Duisburg. . Bei der ersten „Kneipentour“ erinnert Dagmar Dahmen an die rauen Zeiten in Ruhrort. Heute wirkt alles ganz friedfertig und aufgeräumt.
Mit über 100 Kneipen war Ruhrort einst das St. Pauli des Westens. Um die vorletzte Jahrhundertwende herum florierte nicht nur die Binnenschifffahrt, sondern mit ihr auch die Unterhaltungsszene rund um den Hafen. Für die Akzente hat Dagmar Dahmen das Kiez-Getümmel aus Archivunterlagen rekonstruiert. Bei ihrer ersten Kneipentour durch Ruhrort ließ sie die raue Szene von einst in den Köpfen der Teilnehmer wieder aufleben.
Dazu braucht es heute einige Vorstellungskraft. Selbst an einem Freitagabend wirken die ehemaligen Orte verqualmter Thekengespräche und alkoholinduzierter Prügeleien friedfertig und aufgeräumt. Bis in die 60er Jahre aber ging es hier hoch her. Nur ein Rentnerpaar kann sich an diese Zeit noch vage erinnern. Für die anderen muss Dagmar Dahmen mit alten Fotos, blumigen Worten und einem Begrüßungsschnaps für richtige Stimmung sorgen.
Hippe Limo in Schimmis alter Lieblingskneipe
Vom Treffpunkt am Neumarkt aus geht es am frühen Abend nur wenige Meter weiter in den ehemaligen „Anker“, das heutige „Café Kaldi“. Schimanskis alte Lieblingskneipe ist heute keine rauchige Spelunke mehr, sondern ein freundlicher Treffpunkt, der auch hippe Limo und Käsekuchen serviert. Die Gruppe aber genehmigt sich zur Einstimmung auf den Abend größtenteils Flaschenbiere. 20 Minuten sind in jeder Kneipe angesetzt. Stadtführer Frank Switala, der Dagmar Dahmen bei dieser Kneipentour-Premiere begleitet, hält die Hupe bereit: das Signal zum Aufbruch.
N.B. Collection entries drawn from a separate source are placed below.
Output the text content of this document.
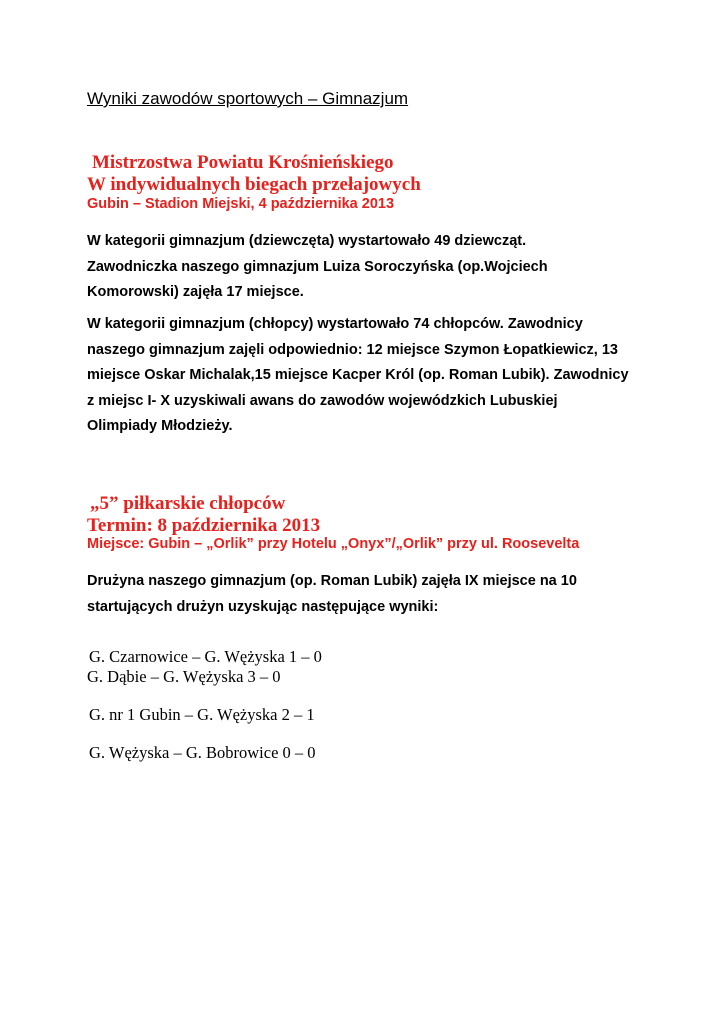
Wyniki zawodów sportowych – Gimnazjum
Mistrzostwa Powiatu Krośnieńskiego
W indywidualnych biegach przełajowych
Gubin – Stadion Miejski, 4 października 2013
W kategorii gimnazjum (dziewczęta) wystartowało 49 dziewcząt.
Zawodniczka naszego gimnazjum Luiza Soroczyńska (op.Wojciech
Komorowski) zajęła 17 miejsce.
W kategorii gimnazjum (chłopcy) wystartowało 74 chłopców. Zawodnicy
naszego gimnazjum zajęli odpowiednio: 12 miejsce Szymon Łopatkiewicz, 13
miejsce Oskar Michalak,15 miejsce Kacper Król (op. Roman Lubik). Zawodnicy
z miejsc I- X uzyskiwali awans do zawodów wojewódzkich Lubuskiej
Olimpiady Młodzieży.
„5” piłkarskie chłopców
Termin: 8 października 2013
Miejsce: Gubin – „Orlik” przy Hotelu „Onyx”/„Orlik” przy ul. Roosevelta
Drużyna naszego gimnazjum (op. Roman Lubik) zajęła IX miejsce na 10
startujących drużyn uzyskując następujące wyniki:
G. Czarnowice – G. Wężyska 1 – 0
G. Dąbie – G. Wężyska 3 – 0
G. nr 1 Gubin – G. Wężyska 2 – 1
G. Wężyska – G. Bobrowice 0 – 0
Weiter geht es zu „Tante Olga“, heute ein Wohnhaus. Berüchtigt soll das Tanzlokal mit den offenherzigen Animierdamen gewesen sein, berichtet Dagmar Dahmen. Direkt zwischen den Kirchtürmen der evangelischen und der katholischen Pfarrei gelegen, war Inhaberin Tante Olga den Geistlichen ein Dorn im Auge, die über ihr Lokal als „größten Puff der Welt“ schimpften. Der ältere Rentner in der Runde schmunzelt verschmitzt. Aber nicht doch, bei der Tante sei er als junger Mann nie gewesen, beteuert er.
Fachsimpeln über alte Zeiten
Auf dem Fußweg zur Taverne sind die Männer der Gruppe gedanklich bereits komplett in die Kiez-Zeit eingetaucht und fachsimpeln: „So’ne Kneipe musste früher richtig zugequalmt sein. Da kamste nach Hause, da wusste die Olle gleich, wo de wars!“ – „Aber dat gehörte dazu.“ – „Ja, klar, so war dat.“
Als wohl jüngste Wirtin hat Gunda Scholz vor 46 Jahren in Ruhrort begonnen. Seit 28 Jahren führt die 65-Jährige die Taverne im Deutschen Haus an der Fabrikstraße. Das Lokal hat große Teile des Mobiliars der alten „Postkutsche“ übernommen, vor allem die hohen Holzbänke verleihen einen urigen Charme. Als Speiselokal sei es auch früher schon gesitteter bei ihr zugegangen, sagt Scholz während sie zapft. „Aber die Schiffer, das waren Haudegen. Da haben wir immer gesagt: Da stehen 50 Jahre Knast an der Theke.“ Heute aber sei es ruhig geworden, lebt die Taverne vor allem von Gruppen und Vereinen. „Viele Kneipen wurden zu Garagen oder Wohnungen“, weiß Dagmar Dahmen. „Und manchmal, kann man dort im Fenster sogar noch die alten Bierkrüge stehen sehen.“ Stille Relikte einer rauen Zeit.